意地悪な彼が指輪をくれる理由
「結婚なんてしねーし」
「は?」
結婚考えてるって、言ってたじゃない。
うちの店で指輪買ったじゃない。
「つーか俺振られたし」
「え?」
あんなに幸せそうな顔、してたじゃない。
「晴れて自由の身ってわけ」
振られたって、それ、どういうこと?
結婚を考えられるくらい、彼女とは上手くいってたんじゃないの?
良好な関係が崩壊してしまうようなことが、この一週間程度の間に起こったってこと?
聞きたいことはたくさん出て来るのに、どう聞いていいかわからない。
どんな言葉をかけて良いかもわからない。
あまり賢いとは言えないこの頭で理解できているのは、瑛士はプロポーズに失敗してしまったということ。
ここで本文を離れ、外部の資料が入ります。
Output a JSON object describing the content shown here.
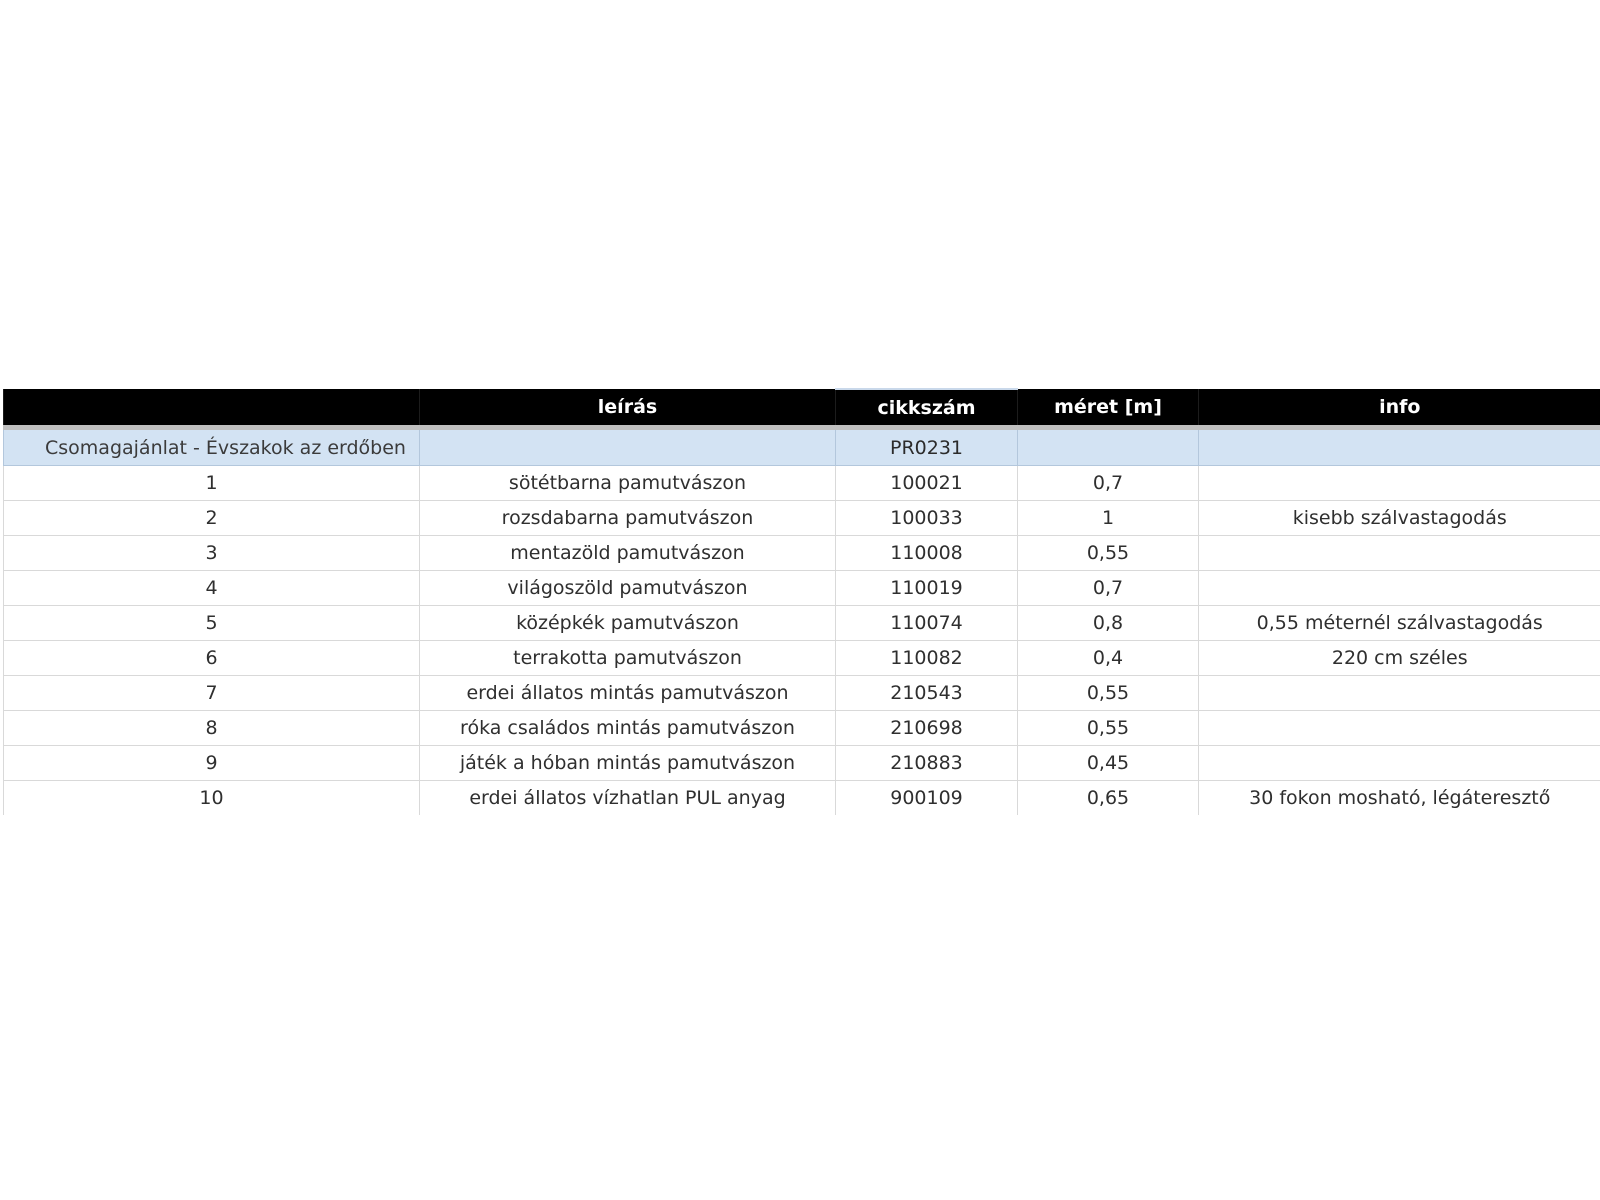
{
  "columns": {
    "c1": "",
    "c2": "leírás",
    "c3": "cikkszám",
    "c4": "méret [m]",
    "c5": "info"
  },
  "package": {
    "name": "Csomagajánlat - Évszakok az erdőben",
    "leiras": "",
    "cikkszam": "PR0231",
    "meret": "",
    "info": ""
  },
  "items": [
    {
      "no": "1",
      "leiras": "sötétbarna pamutvászon",
      "cikkszam": "100021",
      "meret": "0,7",
      "info": ""
    },
    {
      "no": "2",
      "leiras": "rozsdabarna pamutvászon",
      "cikkszam": "100033",
      "meret": "1",
      "info": "kisebb szálvastagodás"
    },
    {
      "no": "3",
      "leiras": "mentazöld pamutvászon",
      "cikkszam": "110008",
      "meret": "0,55",
      "info": ""
    },
    {
      "no": "4",
      "leiras": "világoszöld pamutvászon",
      "cikkszam": "110019",
      "meret": "0,7",
      "info": ""
    },
    {
      "no": "5",
      "leiras": "középkék pamutvászon",
      "cikkszam": "110074",
      "meret": "0,8",
      "info": "0,55 méternél szálvastagodás"
    },
    {
      "no": "6",
      "leiras": "terrakotta pamutvászon",
      "cikkszam": "110082",
      "meret": "0,4",
      "info": "220 cm széles"
    },
    {
      "no": "7",
      "leiras": "erdei állatos mintás pamutvászon",
      "cikkszam": "210543",
      "meret": "0,55",
      "info": ""
    },
    {
      "no": "8",
      "leiras": "róka családos mintás pamutvászon",
      "cikkszam": "210698",
      "meret": "0,55",
      "info": ""
    },
    {
      "no": "9",
      "leiras": "játék a hóban mintás pamutvászon",
      "cikkszam": "210883",
      "meret": "0,45",
      "info": ""
    },
    {
      "no": "10",
      "leiras": "erdei állatos vízhatlan PUL anyag",
      "cikkszam": "900109",
      "meret": "0,65",
      "info": "30 fokon mosható, légáteresztő"
    }
  ]
}
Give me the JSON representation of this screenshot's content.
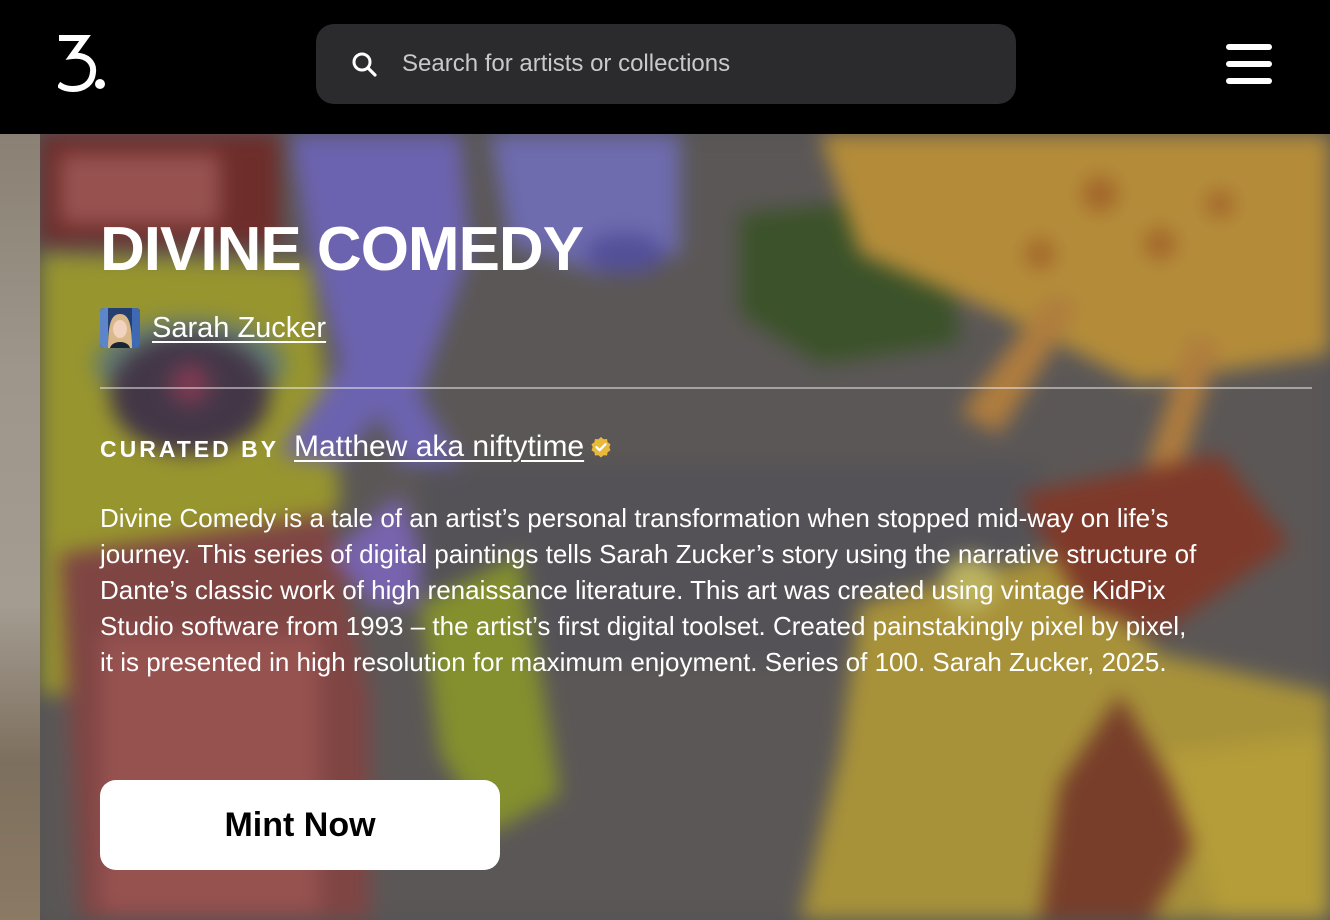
{
  "header": {
    "logo_text": "3.",
    "search": {
      "placeholder": "Search for artists or collections",
      "value": ""
    },
    "menu_icon": "hamburger-menu-icon"
  },
  "hero": {
    "title": "DIVINE COMEDY",
    "artist": {
      "name": "Sarah Zucker"
    },
    "curated_by_label": "CURATED BY",
    "curator": {
      "name": "Matthew aka niftytime",
      "badge_icon": "verified-badge-icon",
      "badge_color": "#e9b93b"
    },
    "description": "Divine Comedy is a tale of an artist’s personal transformation when stopped mid-way on life’s journey. This series of digital paintings tells Sarah Zucker’s story using the narrative structure of Dante’s classic work of high renaissance literature. This art was created using vintage KidPix Studio software from 1993 – the artist’s first digital toolset. Created painstakingly pixel by pixel, it is presented in high resolution for maximum enjoyment. Series of 100. Sarah Zucker, 2025.",
    "cta_label": "Mint Now"
  },
  "colors": {
    "header_bg": "#000000",
    "search_bg": "#2b2b2d",
    "text": "#ffffff",
    "button_bg": "#ffffff",
    "button_text": "#000000"
  }
}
そして、瑛士には絶対幸せになってほしかったのに、それが叶わなかったということだ。
「嘘だぁ」
「嘘じゃねーよ」
私はただ悲しくなって、瑛士を見つめたまま視線を外せなくなった。
「そんなのっ……うぅ……」
1秒ごとに瑛士の顔が滲んでゆく。
一番悲しいのは瑛士のはずなのに、私が泣いてどうするの。
そう思っても止められなかった。
瑛士は「お前が泣くなよ」とか何とか言いながら笑う。
無理してヘラヘラ笑っている。
指輪を買ったときの幸せな笑顔とのギャップが、とても痛々しい。